Descriptions, Reviews, Etc.
Publisher Description:

Build resilient applied machine learning teams that deliver better data products through adapting the guiding principles of the Agile Manifesto.

Bringing together talented people to create a great applied machine learning team is no small feat. With developers and data scientists both contributing expertise in their respective fields, communication alone can be a challenge. Agile Machine Learning teaches you how to deliver superior data products through agile processes and to learn, by example, how to organize and manage a fast-paced team challenged with solving novel data problems at scale, in a production environment.

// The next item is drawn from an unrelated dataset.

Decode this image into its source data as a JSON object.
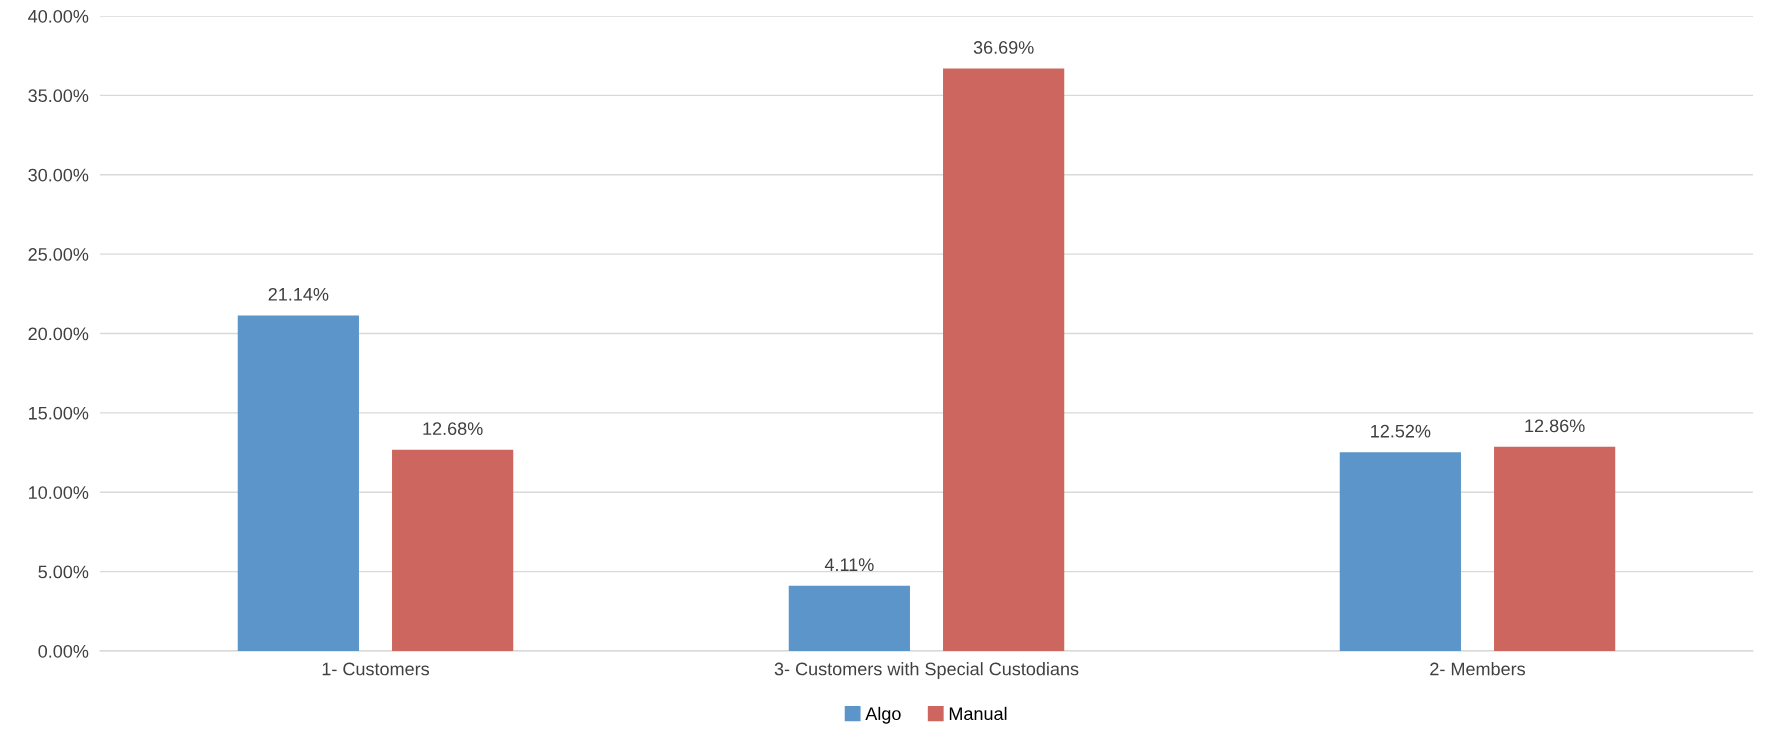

The authors' approach models the ground-breaking engineering principles described in the Agile Manifesto. The book provides further context, and contrasts the original principles with the requirements of systems that deliver a data product.


What You'll Learn

  • Effectively run a data engineering team that is metrics-focused, experiment-focused, and data-focused
  • Make sound implementation and model exploration decisions based on the data and the metrics
  • Know the importance of data wallowing: analyzing data in real time in a group setting
  • Recognize the value of always being able to measure your current state objectively
  • Understand data literacy, a key attribute of a reliable data engineer, from definitions to expectations


Who This Book Is For

Anyone who manages a machine learning team, or is responsible for creating production-ready inference components. Anyone responsible for data project workflow of sampling data; labeling, training, testing, improving, and maintaining models; and system and data metrics will also find this book useful. Readers should be familiar with software engineering and understand the basics of machine learning and working with data.